2. SIGNIFICANT PROGRESS
Much of the progress for children during the last decade has been the result of initiatives from the assistance community. This has included some aspects of health implementation, most notably the efforts to eradicate polio through massive rounds of National Immunization Days (NIDs) and increased efforts via the of the Expanded Programme on Immunization (EPI). For example in 1997 around 4 million children and in 2000 over 5 million children were reached during each NID round. Afghans' awareness of health and education has been increased though exposure of refugees in Pakistan and Iran to services in these sectors, leading to an increased demand for these services on their return to Afghanistan. The NGO sector has introduced new education models focusing on mobilization of communities to support education and basic competencies to assess learning in key subjects
Mine clearance programmes have made significant progress with the introduction of de-mining and awareness-raising activities. Community awareness and acceptance of disability has increased in this decade which has also seen the development of specialized and community-based rehabilitation services. More attention has been paid to issues of rights and there is greater awareness of human rights instruments including the Convention on the Rights of the Child among Afghans. There has been some attention to children in programming with development of methods for research with Afghan children and several practical initiatives with a high degree of participation developed with and by young people. Child-focused materials and methods have been developed in education, health and mines awareness education.
3. ISSUES OF CONCERN
With no reliable national level information and virtually no sex-disaggregated data on issues concerning children in Afghanistan, it is difficult to monitor trends in any sector.

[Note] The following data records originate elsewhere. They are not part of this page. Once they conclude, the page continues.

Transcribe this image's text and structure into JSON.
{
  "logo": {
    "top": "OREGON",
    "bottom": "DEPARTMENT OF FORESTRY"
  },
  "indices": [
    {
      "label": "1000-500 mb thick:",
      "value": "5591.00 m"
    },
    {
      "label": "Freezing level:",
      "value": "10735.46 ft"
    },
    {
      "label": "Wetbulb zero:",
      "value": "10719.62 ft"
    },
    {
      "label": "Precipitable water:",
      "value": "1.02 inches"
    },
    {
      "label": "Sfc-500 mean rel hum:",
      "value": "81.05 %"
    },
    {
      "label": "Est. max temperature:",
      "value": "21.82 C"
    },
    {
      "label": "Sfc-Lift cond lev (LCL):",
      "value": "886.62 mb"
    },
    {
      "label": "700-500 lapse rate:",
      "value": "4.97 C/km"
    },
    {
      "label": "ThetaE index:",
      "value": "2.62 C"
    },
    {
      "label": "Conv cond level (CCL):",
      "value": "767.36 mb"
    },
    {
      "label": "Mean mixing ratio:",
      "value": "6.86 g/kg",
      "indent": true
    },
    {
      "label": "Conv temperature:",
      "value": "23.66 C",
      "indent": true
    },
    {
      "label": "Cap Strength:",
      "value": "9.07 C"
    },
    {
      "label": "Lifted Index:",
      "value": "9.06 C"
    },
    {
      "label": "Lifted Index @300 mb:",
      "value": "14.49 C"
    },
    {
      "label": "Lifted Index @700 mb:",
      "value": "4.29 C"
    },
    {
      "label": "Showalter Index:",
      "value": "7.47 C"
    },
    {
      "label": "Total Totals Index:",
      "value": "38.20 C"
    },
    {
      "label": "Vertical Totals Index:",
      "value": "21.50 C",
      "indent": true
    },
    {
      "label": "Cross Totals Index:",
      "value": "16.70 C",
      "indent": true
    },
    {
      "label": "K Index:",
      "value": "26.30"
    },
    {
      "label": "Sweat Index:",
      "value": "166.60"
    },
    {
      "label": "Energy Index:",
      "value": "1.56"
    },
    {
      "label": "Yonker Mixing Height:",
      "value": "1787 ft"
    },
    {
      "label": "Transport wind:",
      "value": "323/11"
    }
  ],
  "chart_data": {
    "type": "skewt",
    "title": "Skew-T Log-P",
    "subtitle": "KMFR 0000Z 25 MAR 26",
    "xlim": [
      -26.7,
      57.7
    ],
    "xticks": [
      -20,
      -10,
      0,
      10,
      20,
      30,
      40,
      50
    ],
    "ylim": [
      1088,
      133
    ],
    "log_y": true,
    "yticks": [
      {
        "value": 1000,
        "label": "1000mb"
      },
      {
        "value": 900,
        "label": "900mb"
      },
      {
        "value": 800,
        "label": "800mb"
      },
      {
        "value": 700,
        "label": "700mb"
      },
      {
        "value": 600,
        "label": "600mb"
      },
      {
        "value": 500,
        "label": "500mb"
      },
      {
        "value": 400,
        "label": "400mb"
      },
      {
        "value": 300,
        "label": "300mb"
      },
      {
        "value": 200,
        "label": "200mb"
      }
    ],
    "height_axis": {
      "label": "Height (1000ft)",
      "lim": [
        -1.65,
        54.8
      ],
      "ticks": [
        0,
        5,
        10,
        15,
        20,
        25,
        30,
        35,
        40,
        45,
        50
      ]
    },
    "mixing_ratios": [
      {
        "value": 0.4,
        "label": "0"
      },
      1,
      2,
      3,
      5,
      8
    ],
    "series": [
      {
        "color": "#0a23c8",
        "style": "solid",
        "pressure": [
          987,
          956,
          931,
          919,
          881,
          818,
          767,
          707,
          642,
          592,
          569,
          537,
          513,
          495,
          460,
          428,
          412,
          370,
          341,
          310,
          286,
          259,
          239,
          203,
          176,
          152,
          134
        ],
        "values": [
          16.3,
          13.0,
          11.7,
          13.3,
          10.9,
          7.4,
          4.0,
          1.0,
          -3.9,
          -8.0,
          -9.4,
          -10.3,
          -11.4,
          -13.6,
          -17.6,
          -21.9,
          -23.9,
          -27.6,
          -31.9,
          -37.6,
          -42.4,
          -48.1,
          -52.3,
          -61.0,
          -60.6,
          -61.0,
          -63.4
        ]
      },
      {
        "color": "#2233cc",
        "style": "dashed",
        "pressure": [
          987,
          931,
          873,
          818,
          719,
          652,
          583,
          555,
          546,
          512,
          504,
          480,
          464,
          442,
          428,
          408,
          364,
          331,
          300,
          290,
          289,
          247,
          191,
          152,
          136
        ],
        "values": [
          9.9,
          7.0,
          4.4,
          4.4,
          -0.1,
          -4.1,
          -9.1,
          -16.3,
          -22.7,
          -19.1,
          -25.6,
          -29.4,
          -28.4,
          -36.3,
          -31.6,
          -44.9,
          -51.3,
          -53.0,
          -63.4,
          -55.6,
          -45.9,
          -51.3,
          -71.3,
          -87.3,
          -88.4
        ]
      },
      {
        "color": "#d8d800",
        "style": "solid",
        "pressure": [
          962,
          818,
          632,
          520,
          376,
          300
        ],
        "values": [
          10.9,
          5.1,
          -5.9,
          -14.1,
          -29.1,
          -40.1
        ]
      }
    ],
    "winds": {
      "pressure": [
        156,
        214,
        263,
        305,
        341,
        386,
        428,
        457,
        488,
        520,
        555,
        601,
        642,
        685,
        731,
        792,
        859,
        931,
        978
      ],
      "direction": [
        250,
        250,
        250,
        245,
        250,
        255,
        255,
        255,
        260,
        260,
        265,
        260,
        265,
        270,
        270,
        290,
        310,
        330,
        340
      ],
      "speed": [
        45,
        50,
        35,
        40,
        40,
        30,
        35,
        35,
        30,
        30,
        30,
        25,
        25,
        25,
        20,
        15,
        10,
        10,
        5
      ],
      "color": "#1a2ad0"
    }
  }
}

Compounding this is the lack of qualitative information and understanding on the changing situation, including the coping strategies and their effect on children and their families. Service provision remains inequitably distributed in all sectors, while issues of quality, loss of qualified personnel and lack of possibilities for appropriate retraining are critical constraints obstructing access to and support for Afghan children. Restrictions on mobility and work for women in Taliban-controlled areas continue to severely affect all sectors including health in spite of the fact that it is the only sector in which women can work. Meanwhile short-term approaches to funding and programming have limited development of longer-term visions and strategies that would be feasible and productive in many areas of the country.
More activities directly addressing the needs and interests of children are needed. Many existing programmes could develop more child-centred activities with minimal input if convinced of the value of incorporating this approach and provided with the opportunity to develop the appropriate capacity among existing personnel.